Bars is the first rotation that day. The smell of wet chalk and iodine for “rips” is familiar. We all stand at the chalk bucket first squirting our grips with water, and then using the chalk block on them for good glue. I like to rub the block only in a thin strip down the middle of my grips, being sure to leave them damp. Somehow I think it keeps me on the bar better. A little of the powdered stuff followed by a clap and a cloud and I’m ready. It’s like putting on socks and shoes. Repetitious and superstitious for many of us. During this chalk ritual I can hear the bars give from the “giant swings” behind me. My brain subconsciously counts to 10 before I hear the mat catch her. Everyday. 3 sets of 10 giants to warm up. Around and around like the hands of a clock around it’s’ center, only much faster. I feared giants. I’d fallen so many times that my heart pounded and my palms beaded with sweat as I jumped from the low bar to the high to begin my sets. Once I lost my grip, unfortunately I was completely upside down. I scraped the front of my face as I came down on the bar. A solid stripe from my forehead to the tip of my nose. Boys in the 5th grade don’t think that’s pretty. My mind can’t help but replay those moments. Breath, breath, be calm, relax, focus, tap your toes, hollow out. I talk to myself. My coach’s voice gives me direction. TI!! With his Chinese accent. So I squeeze the muscles in my back and legs. Took me 2 years to understand his ramblings.

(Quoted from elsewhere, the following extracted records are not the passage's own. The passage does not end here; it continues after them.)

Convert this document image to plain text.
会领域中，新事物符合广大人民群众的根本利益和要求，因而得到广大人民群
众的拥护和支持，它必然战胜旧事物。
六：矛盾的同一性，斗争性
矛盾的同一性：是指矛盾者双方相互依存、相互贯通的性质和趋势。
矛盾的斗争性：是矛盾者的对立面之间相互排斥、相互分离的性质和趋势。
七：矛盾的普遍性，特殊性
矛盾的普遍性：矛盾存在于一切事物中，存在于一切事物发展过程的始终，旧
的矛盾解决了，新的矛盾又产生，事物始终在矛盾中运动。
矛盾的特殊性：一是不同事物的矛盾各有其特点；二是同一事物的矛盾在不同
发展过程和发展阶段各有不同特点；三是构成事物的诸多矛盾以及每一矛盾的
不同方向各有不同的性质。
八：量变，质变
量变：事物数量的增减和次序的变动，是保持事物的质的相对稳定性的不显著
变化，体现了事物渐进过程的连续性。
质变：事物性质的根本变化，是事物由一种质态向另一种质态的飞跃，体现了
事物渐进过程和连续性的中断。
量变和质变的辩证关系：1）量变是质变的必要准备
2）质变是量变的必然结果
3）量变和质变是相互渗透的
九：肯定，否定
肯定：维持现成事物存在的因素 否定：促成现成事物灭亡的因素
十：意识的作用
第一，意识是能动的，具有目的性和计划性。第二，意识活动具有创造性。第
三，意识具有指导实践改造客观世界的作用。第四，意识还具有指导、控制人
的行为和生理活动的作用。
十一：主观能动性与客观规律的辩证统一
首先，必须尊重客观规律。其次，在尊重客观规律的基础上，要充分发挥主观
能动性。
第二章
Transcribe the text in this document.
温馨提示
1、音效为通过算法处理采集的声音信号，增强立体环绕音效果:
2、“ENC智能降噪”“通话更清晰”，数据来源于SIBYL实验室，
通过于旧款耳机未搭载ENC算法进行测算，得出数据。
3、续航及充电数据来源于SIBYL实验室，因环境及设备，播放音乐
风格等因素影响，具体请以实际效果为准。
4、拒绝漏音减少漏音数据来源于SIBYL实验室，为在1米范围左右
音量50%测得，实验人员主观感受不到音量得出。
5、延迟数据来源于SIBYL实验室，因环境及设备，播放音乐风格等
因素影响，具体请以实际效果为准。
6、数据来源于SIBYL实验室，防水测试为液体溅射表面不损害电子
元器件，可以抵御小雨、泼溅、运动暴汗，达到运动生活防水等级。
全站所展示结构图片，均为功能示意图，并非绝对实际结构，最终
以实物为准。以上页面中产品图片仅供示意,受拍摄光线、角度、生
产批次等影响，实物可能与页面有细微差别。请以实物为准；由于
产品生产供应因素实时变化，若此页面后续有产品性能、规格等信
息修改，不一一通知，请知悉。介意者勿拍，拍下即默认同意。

Beam is the second rotation. Four feet high, 4 inches wide, and 16 feet long. Aerials have been on my mind. A cartwheel with no hands on beam is a notable skill sure to be noticed by the big girls. I start on the floor, using a line made of tape as a guide. Focused solely on the tape and blue floor behind it. Everything else is distant noise. “That’s enough”, yells my coach. “Up high!” Her accent is more subtle. My coaches arrived in America in 1985. China received the team bronze medal in Women’s and the silver in Men’s Gymnastics in the 1984 Los Angeles Olympics. They loved the States so they came here shortly after, settling in Las Vegas . They brought their sharpness with them. Standing on the beam with one foot in front of the other, all my weight in my back leg. Jiani stands below me to the side. Her tiny hand at my waist, barely touching. “You don’t need a spot!” Translation: I’m only going to stand here in case you can’t land it. Really I have no intention of spotting you. I’m only standing here for your security of mind. This is why I stutter a few times. Lifting my front leg up as if I’m going to take the plunge. Deep breath, count to three. . . wait, I’m not ready! Start over. One, two, three, and I go. Her hand floats through me, giving me the confidence I need. Gymnastics was psychological battlefield for me.